Cette relation singulière fut essentielle pour Jésus : se savoir aimé du Père[3] a façonné sa vie, l’a enracinée, lui a offert fécondité et déploiement. Cette relation, Dieu nous en fait cadeau.
L’insistance de Jean « et nous le sommes » nous convie à la même conscience, à la même expérience. Cet amour du Père nous est aussi destiné…

« Voilà pourquoi le monde ne peut pas nous connaître: il n'a pas découvert Dieu »
A cette circulation d’amour entre le Père, le Fils et nous, Jean oppose « le monde ». Mais il faut bien comprendre de quel monde il s’agit. Le 4e évangile emploie le terme dans plusieurs sens. Citons un verset qui juxtapose deux sens différents. Jean y déclare : « Il était dans le monde, et le monde fut par lui, et le monde ne l'a pas reconnu ». Les deux premiers emplois situent le Verbe, Jésus-Christ, par rapport au monde : le monde est objet de l’amour de Dieu et, ici, de sa création (« le monde fut par lui »). Mais une autre acception apparaît ensuite : « le monde ne l’a pas reconnu ». Ce deuxième sens est celui de notre verset de la 1e épître : si le monde est par lui-même bon et objet de l’amour de Dieu, il doit se situer par rapport à son créateur et à l’Envoyé de Dieu, Jésus-Christ. Le monde, comme tout homme, est libre et est invité à poser librement un acte de foi. Ainsi, le monde représente ceux qui refusent Dieu, ceux qui se ferment à la révélation. Mais il faut se garder de croire que certains sont prédestinés à croire tandis que d’autres non.
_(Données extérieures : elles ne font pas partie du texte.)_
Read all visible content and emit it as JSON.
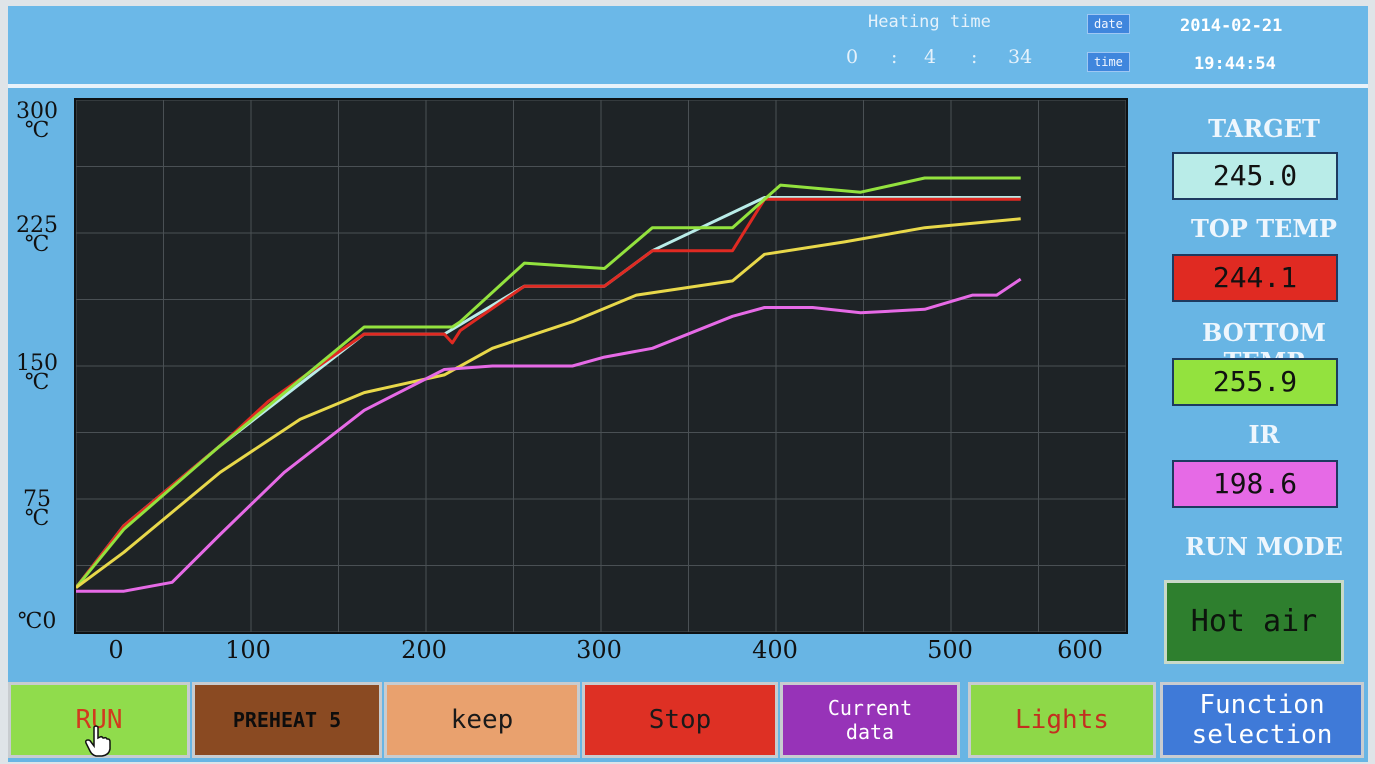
{
  "header": {
    "heating_time_label": "Heating time",
    "heating_h": "0",
    "sep1": ":",
    "heating_m": "4",
    "sep2": ":",
    "heating_s": "34",
    "date_label": "date",
    "date_value": "2014-02-21",
    "time_label": "time",
    "time_value": "19:44:54"
  },
  "side": {
    "target_label": "TARGET",
    "target_value": "245.0",
    "top_label": "TOP TEMP",
    "top_value": "244.1",
    "bottom_label": "BOTTOM TEMP",
    "bottom_value": "255.9",
    "ir_label": "IR",
    "ir_value": "198.6",
    "mode_label": "RUN MODE",
    "mode_value": "Hot air"
  },
  "buttons": {
    "run": "RUN",
    "preheat": "PREHEAT 5",
    "keep": "keep",
    "stop": "Stop",
    "current_line1": "Current",
    "current_line2": "data",
    "lights": "Lights",
    "function_line1": "Function",
    "function_line2": "selection"
  },
  "colors": {
    "target": "#b9ece8",
    "top": "#e02a22",
    "bottom": "#93e23e",
    "ir": "#e66ae6",
    "yellow_curve": "#e8d84a"
  },
  "chart_data": {
    "type": "line",
    "ytick_labels": [
      {
        "value": "300",
        "unit": "℃"
      },
      {
        "value": "225",
        "unit": "℃"
      },
      {
        "value": "150",
        "unit": "℃"
      },
      {
        "value": "75",
        "unit": "℃"
      },
      {
        "value": "0",
        "unit": "℃"
      }
    ],
    "xticks": [
      "0",
      "100",
      "200",
      "300",
      "400",
      "500",
      "600"
    ],
    "xlim": [
      -30,
      570
    ],
    "ylim": [
      0,
      300
    ],
    "grid": true,
    "series": [
      {
        "color": "#b9ece8",
        "x": [
          -30,
          0,
          60,
          150,
          200,
          250,
          300,
          330,
          400,
          450,
          500,
          530,
          560
        ],
        "y": [
          25,
          60,
          105,
          168,
          168,
          195,
          195,
          215,
          245,
          245,
          245,
          245,
          245
        ]
      },
      {
        "color": "#e02a22",
        "x": [
          -30,
          0,
          60,
          90,
          150,
          200,
          205,
          210,
          250,
          300,
          330,
          380,
          400,
          450,
          500,
          530,
          560
        ],
        "y": [
          25,
          60,
          105,
          130,
          168,
          168,
          163,
          170,
          195,
          195,
          215,
          215,
          244,
          244,
          244,
          244,
          244
        ]
      },
      {
        "color": "#93e23e",
        "x": [
          -30,
          0,
          60,
          150,
          205,
          210,
          250,
          300,
          330,
          380,
          410,
          460,
          500,
          530,
          560
        ],
        "y": [
          25,
          58,
          105,
          172,
          172,
          175,
          208,
          205,
          228,
          228,
          252,
          248,
          256,
          256,
          256
        ]
      },
      {
        "color": "#e8d84a",
        "x": [
          -30,
          0,
          60,
          110,
          150,
          200,
          230,
          280,
          320,
          380,
          400,
          450,
          500,
          560
        ],
        "y": [
          25,
          45,
          90,
          120,
          135,
          145,
          160,
          175,
          190,
          198,
          213,
          220,
          228,
          233
        ]
      },
      {
        "color": "#e66ae6",
        "x": [
          -30,
          0,
          30,
          60,
          100,
          150,
          200,
          230,
          280,
          300,
          330,
          380,
          400,
          430,
          460,
          500,
          530,
          545,
          560
        ],
        "y": [
          23,
          23,
          28,
          55,
          90,
          125,
          148,
          150,
          150,
          155,
          160,
          178,
          183,
          183,
          180,
          182,
          190,
          190,
          199
        ]
      }
    ]
  }
}
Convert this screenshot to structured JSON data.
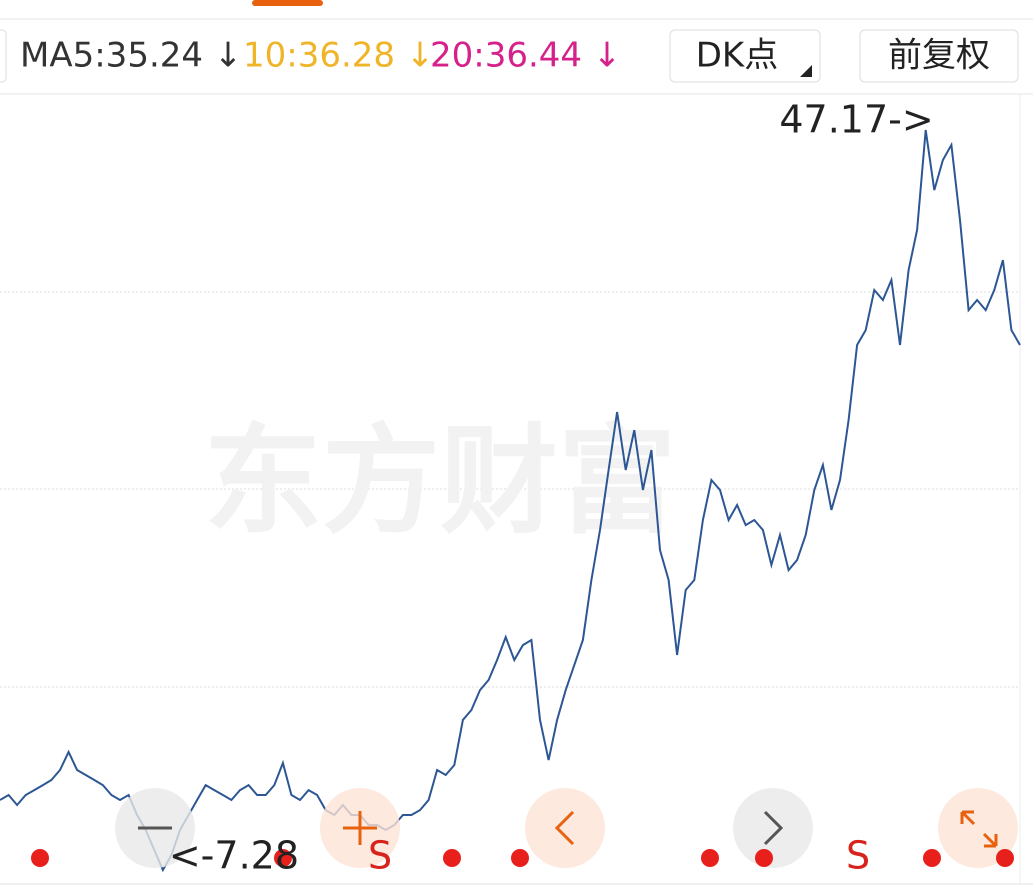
{
  "header": {
    "ma5": "MA5:35.24 ↓",
    "ma10": "10:36.28 ↓",
    "ma20": "20:36.44 ↓",
    "dk_button": "DK点",
    "adjust_button": "前复权"
  },
  "watermark": "东方财富",
  "chart_data": {
    "type": "line",
    "series": [
      {
        "color": "#2c5694",
        "values": [
          -2.13,
          -1.76,
          -2.5,
          -1.76,
          -1.4,
          -1.03,
          -0.66,
          0.08,
          1.4,
          0.08,
          -0.29,
          -0.66,
          -1.03,
          -1.76,
          -2.13,
          -1.76,
          -3.23,
          -4.34,
          -5.81,
          -7.28,
          -6.18,
          -4.34,
          -3.23,
          -2.13,
          -1.03,
          -1.4,
          -1.76,
          -2.13,
          -1.4,
          -1.03,
          -1.76,
          -1.76,
          -1.03,
          0.59,
          -1.76,
          -2.13,
          -1.4,
          -1.76,
          -2.87,
          -3.23,
          -2.5,
          -3.23,
          -3.23,
          -3.97,
          -3.97,
          -4.34,
          -3.97,
          -3.23,
          -3.23,
          -2.87,
          -2.13,
          0.08,
          -0.29,
          0.44,
          3.76,
          4.49,
          5.96,
          6.7,
          8.17,
          9.86,
          8.17,
          9.27,
          9.64,
          3.76,
          0.81,
          3.76,
          5.96,
          7.8,
          9.64,
          14.06,
          17.74,
          22.15,
          26.42,
          22.15,
          25.09,
          20.68,
          23.62,
          16.26,
          14.06,
          8.54,
          13.32,
          14.06,
          18.47,
          21.42,
          20.68,
          18.47,
          19.58,
          18.1,
          18.47,
          17.74,
          15.16,
          17.37,
          14.79,
          15.53,
          17.37,
          20.68,
          22.52,
          19.21,
          21.42,
          25.83,
          31.35,
          32.45,
          35.4,
          34.66,
          36.13,
          31.35,
          36.87,
          39.81,
          47.17,
          42.75,
          44.96,
          46.07,
          40.55,
          33.92,
          34.66,
          33.92,
          35.4,
          37.6,
          32.45,
          31.35
        ]
      }
    ],
    "annotations": {
      "max": "47.17->",
      "min": "<-7.28"
    },
    "markers": [
      "S",
      "S"
    ]
  }
}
La liberté de l’homme, la liberté de chacun reste entière[4].
Ce verset laisse transparaître les circonstances rédactionnelles de la 1e épître : la communauté chrétienne est certes au cœur du monde mais elle ne souscrit pas aux options du monde, à son refus de Dieu, à son non-accueil.
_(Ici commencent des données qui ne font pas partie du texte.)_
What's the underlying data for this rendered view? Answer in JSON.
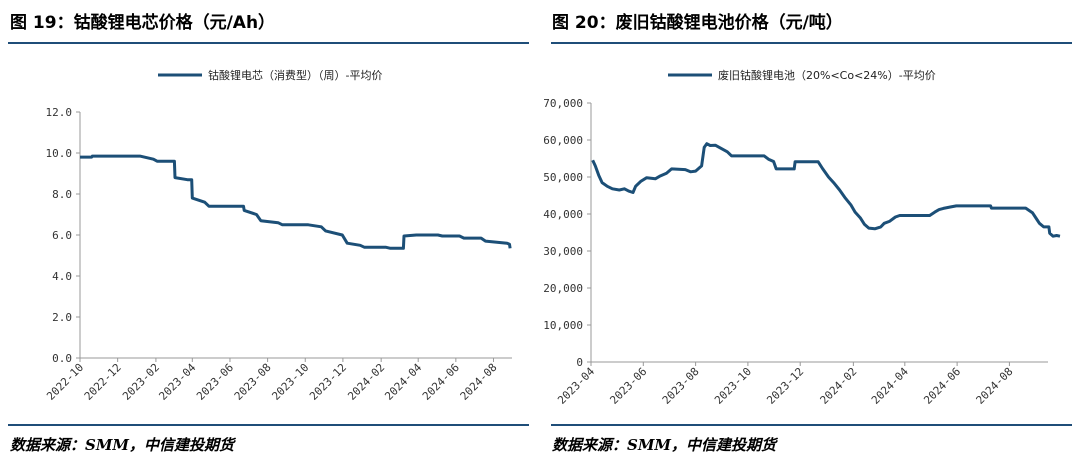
{
  "page": {
    "left_title": "图 19：钴酸锂电芯价格（元/Ah）",
    "right_title": "图 20：废旧钴酸锂电池价格（元/吨）",
    "left_source": "数据来源：SMM，中信建投期货",
    "right_source": "数据来源：SMM，中信建投期货"
  },
  "colors": {
    "line": "#1c4f77",
    "rule": "#1f4e79",
    "axis": "#999999"
  },
  "chart_data": [
    {
      "type": "line",
      "title": "",
      "xlabel": "",
      "ylabel": "",
      "legend_position": "top-center",
      "grid": false,
      "y_ticks": [
        "0.0",
        "2.0",
        "4.0",
        "6.0",
        "8.0",
        "10.0",
        "12.0"
      ],
      "x_ticks": [
        "2022-10",
        "2022-12",
        "2023-02",
        "2023-04",
        "2023-06",
        "2023-08",
        "2023-10",
        "2023-12",
        "2024-02",
        "2024-04",
        "2024-06",
        "2024-08"
      ],
      "ylim": [
        0,
        12
      ],
      "xlim": [
        "2022-10-01",
        "2024-08-31"
      ],
      "series": [
        {
          "name": "钴酸锂电芯（消费型）（周）-平均价",
          "points": [
            [
              "2022-10-01",
              9.8
            ],
            [
              "2022-10-20",
              9.8
            ],
            [
              "2022-10-21",
              9.85
            ],
            [
              "2023-01-06",
              9.85
            ],
            [
              "2023-01-28",
              9.7
            ],
            [
              "2023-02-03",
              9.6
            ],
            [
              "2023-03-03",
              9.6
            ],
            [
              "2023-03-04",
              8.8
            ],
            [
              "2023-03-24",
              8.7
            ],
            [
              "2023-03-31",
              8.7
            ],
            [
              "2023-04-01",
              7.8
            ],
            [
              "2023-04-21",
              7.6
            ],
            [
              "2023-04-28",
              7.4
            ],
            [
              "2023-06-23",
              7.4
            ],
            [
              "2023-06-24",
              7.2
            ],
            [
              "2023-07-14",
              7.0
            ],
            [
              "2023-07-21",
              6.7
            ],
            [
              "2023-08-18",
              6.6
            ],
            [
              "2023-08-25",
              6.5
            ],
            [
              "2023-10-06",
              6.5
            ],
            [
              "2023-10-27",
              6.4
            ],
            [
              "2023-11-03",
              6.2
            ],
            [
              "2023-11-30",
              6.0
            ],
            [
              "2023-12-08",
              5.6
            ],
            [
              "2023-12-29",
              5.5
            ],
            [
              "2024-01-05",
              5.4
            ],
            [
              "2024-02-09",
              5.4
            ],
            [
              "2024-02-16",
              5.35
            ],
            [
              "2024-03-08",
              5.35
            ],
            [
              "2024-03-09",
              5.95
            ],
            [
              "2024-03-29",
              6.0
            ],
            [
              "2024-05-03",
              6.0
            ],
            [
              "2024-05-10",
              5.95
            ],
            [
              "2024-06-07",
              5.95
            ],
            [
              "2024-06-14",
              5.85
            ],
            [
              "2024-07-12",
              5.85
            ],
            [
              "2024-07-19",
              5.7
            ],
            [
              "2024-08-23",
              5.6
            ],
            [
              "2024-08-27",
              5.55
            ],
            [
              "2024-08-28",
              5.35
            ]
          ]
        }
      ]
    },
    {
      "type": "line",
      "title": "",
      "xlabel": "",
      "ylabel": "",
      "legend_position": "top-center",
      "grid": false,
      "y_ticks": [
        "0",
        "10,000",
        "20,000",
        "30,000",
        "40,000",
        "50,000",
        "60,000",
        "70,000"
      ],
      "x_ticks": [
        "2023-04",
        "2023-06",
        "2023-08",
        "2023-10",
        "2023-12",
        "2024-02",
        "2024-04",
        "2024-06",
        "2024-08"
      ],
      "ylim": [
        0,
        70000
      ],
      "xlim": [
        "2023-04-01",
        "2024-09-15"
      ],
      "series": [
        {
          "name": "废旧钴酸锂电池（20%<Co<24%）-平均价",
          "points": [
            [
              "2023-04-03",
              54500
            ],
            [
              "2023-04-06",
              53000
            ],
            [
              "2023-04-10",
              50500
            ],
            [
              "2023-04-14",
              48500
            ],
            [
              "2023-04-20",
              47500
            ],
            [
              "2023-04-26",
              46800
            ],
            [
              "2023-05-04",
              46500
            ],
            [
              "2023-05-10",
              46800
            ],
            [
              "2023-05-15",
              46200
            ],
            [
              "2023-05-20",
              45800
            ],
            [
              "2023-05-23",
              47500
            ],
            [
              "2023-05-29",
              48800
            ],
            [
              "2023-06-05",
              49800
            ],
            [
              "2023-06-15",
              49500
            ],
            [
              "2023-06-20",
              50200
            ],
            [
              "2023-06-28",
              51000
            ],
            [
              "2023-07-04",
              52200
            ],
            [
              "2023-07-20",
              52000
            ],
            [
              "2023-07-26",
              51400
            ],
            [
              "2023-08-01",
              51600
            ],
            [
              "2023-08-08",
              53000
            ],
            [
              "2023-08-11",
              58000
            ],
            [
              "2023-08-14",
              59000
            ],
            [
              "2023-08-18",
              58500
            ],
            [
              "2023-08-24",
              58600
            ],
            [
              "2023-08-30",
              57800
            ],
            [
              "2023-09-07",
              56800
            ],
            [
              "2023-09-12",
              55700
            ],
            [
              "2023-10-20",
              55700
            ],
            [
              "2023-10-25",
              54800
            ],
            [
              "2023-10-31",
              54200
            ],
            [
              "2023-11-03",
              52200
            ],
            [
              "2023-11-24",
              52200
            ],
            [
              "2023-11-25",
              54100
            ],
            [
              "2023-12-22",
              54100
            ],
            [
              "2023-12-27",
              52300
            ],
            [
              "2024-01-03",
              50000
            ],
            [
              "2024-01-09",
              48500
            ],
            [
              "2024-01-16",
              46500
            ],
            [
              "2024-01-22",
              44500
            ],
            [
              "2024-01-29",
              42500
            ],
            [
              "2024-02-03",
              40500
            ],
            [
              "2024-02-09",
              39000
            ],
            [
              "2024-02-14",
              37200
            ],
            [
              "2024-02-19",
              36200
            ],
            [
              "2024-02-26",
              36000
            ],
            [
              "2024-03-04",
              36500
            ],
            [
              "2024-03-08",
              37500
            ],
            [
              "2024-03-14",
              38000
            ],
            [
              "2024-03-21",
              39200
            ],
            [
              "2024-03-26",
              39600
            ],
            [
              "2024-04-30",
              39600
            ],
            [
              "2024-05-06",
              40500
            ],
            [
              "2024-05-11",
              41200
            ],
            [
              "2024-05-16",
              41500
            ],
            [
              "2024-05-24",
              41900
            ],
            [
              "2024-05-31",
              42200
            ],
            [
              "2024-07-10",
              42200
            ],
            [
              "2024-07-11",
              41600
            ],
            [
              "2024-08-20",
              41600
            ],
            [
              "2024-08-28",
              40300
            ],
            [
              "2024-09-02",
              38500
            ],
            [
              "2024-09-05",
              37500
            ],
            [
              "2024-09-10",
              36500
            ],
            [
              "2024-09-16",
              36500
            ],
            [
              "2024-09-17",
              34800
            ],
            [
              "2024-09-21",
              34000
            ],
            [
              "2024-09-25",
              34200
            ],
            [
              "2024-09-29",
              34000
            ]
          ]
        }
      ]
    }
  ]
}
La foi entretient d’ailleurs un lien étroit avec la filiation. Comme on peut le lire dans le prologue du 4e évangile : « Mais à ceux qui l'ont reçu, à ceux qui croient en son nom, il a donné le pouvoir de devenir enfants de Dieu » (Jn 1, 12).
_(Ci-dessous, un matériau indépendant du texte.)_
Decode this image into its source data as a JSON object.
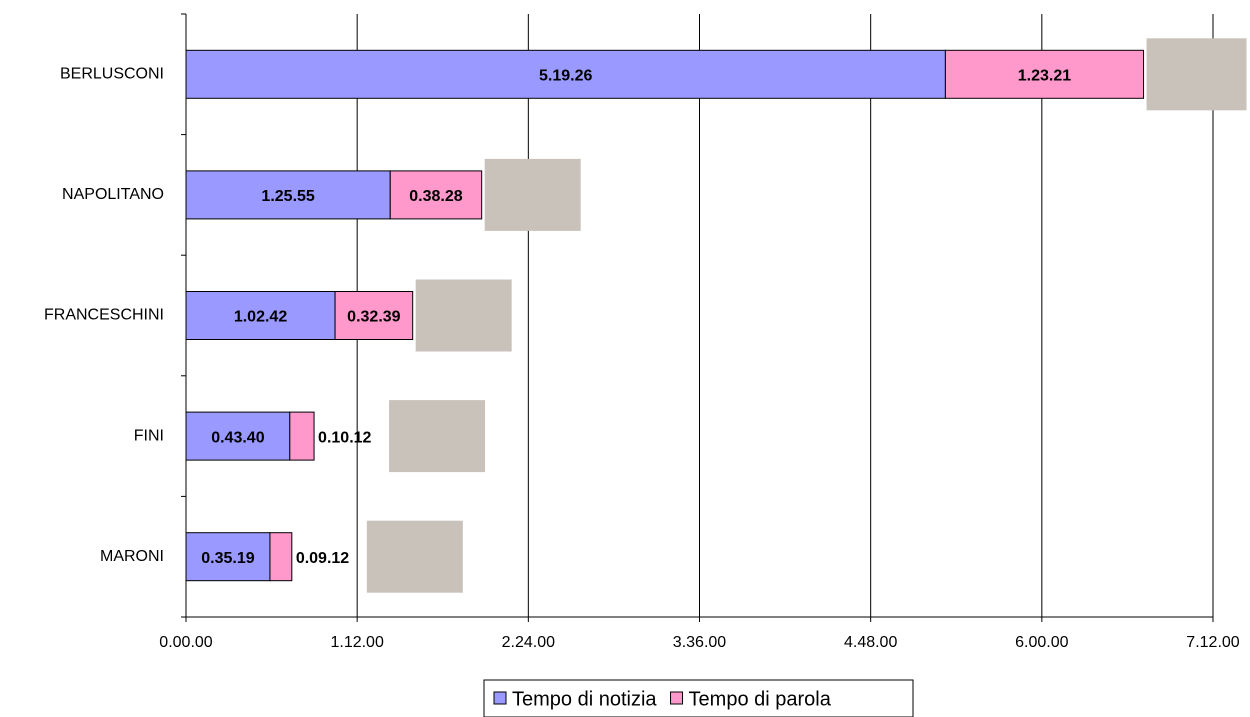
{
  "chart_data": {
    "type": "stacked_bar_horizontal",
    "categories": [
      "BERLUSCONI",
      "NAPOLITANO",
      "FRANCESCHINI",
      "FINI",
      "MARONI"
    ],
    "series": [
      {
        "name": "Tempo di notizia",
        "color": "#9999ff",
        "values": [
          5.3239,
          1.4319,
          1.045,
          0.7278,
          0.5886
        ],
        "value_labels": [
          "5.19.26",
          "1.25.55",
          "1.02.42",
          "0.43.40",
          "0.35.19"
        ]
      },
      {
        "name": "Tempo di parola",
        "color": "#ff99cc",
        "values": [
          1.3892,
          0.6411,
          0.5442,
          0.17,
          0.1533
        ],
        "value_labels": [
          "1.23.21",
          "0.38.28",
          "0.32.39",
          "0.10.12",
          "0.09.12"
        ]
      }
    ],
    "xlim": [
      0,
      7.2
    ],
    "xticks": [
      {
        "value": 0,
        "label": "0.00.00"
      },
      {
        "value": 1.2,
        "label": "1.12.00"
      },
      {
        "value": 2.4,
        "label": "2.24.00"
      },
      {
        "value": 3.6,
        "label": "3.36.00"
      },
      {
        "value": 4.8,
        "label": "4.48.00"
      },
      {
        "value": 6,
        "label": "6.00.00"
      },
      {
        "value": 7.2,
        "label": "7.12.00"
      }
    ],
    "grid": true,
    "legend": "bottom"
  }
}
(v. 2) « Mes bien-aimés, dès à présent nous sommes enfants de Dieu, mais ce que nous serons n'a pas encore été manifesté… »
Tandis que le premier verset était conjugué au présent, ce deuxième pointe le doigt vers le futur.
D’un côté, l’affirmation de la filiation de Dieu au présent (« nous sommes enfants de Dieu »). De l’autre, une identité « pas encore manifestée ».

« … Nous savons que, lorsqu'il paraîtra, nous lui serons semblables, puisque nous le verrons tel qu'il est »
Cet avenir est lié à la manifestation de Dieu (« lorsqu'il paraîtra »). Tout en n’étant pas situable sur une ligne du temps, ce temps-là s’identifiera à la vision de Dieu : « nous lui serons semblables, puisque nous le verrons tel qu'il est ». Par la contemplation de Dieu, advient une parenté, une similitude : « nous lui serons semblables ».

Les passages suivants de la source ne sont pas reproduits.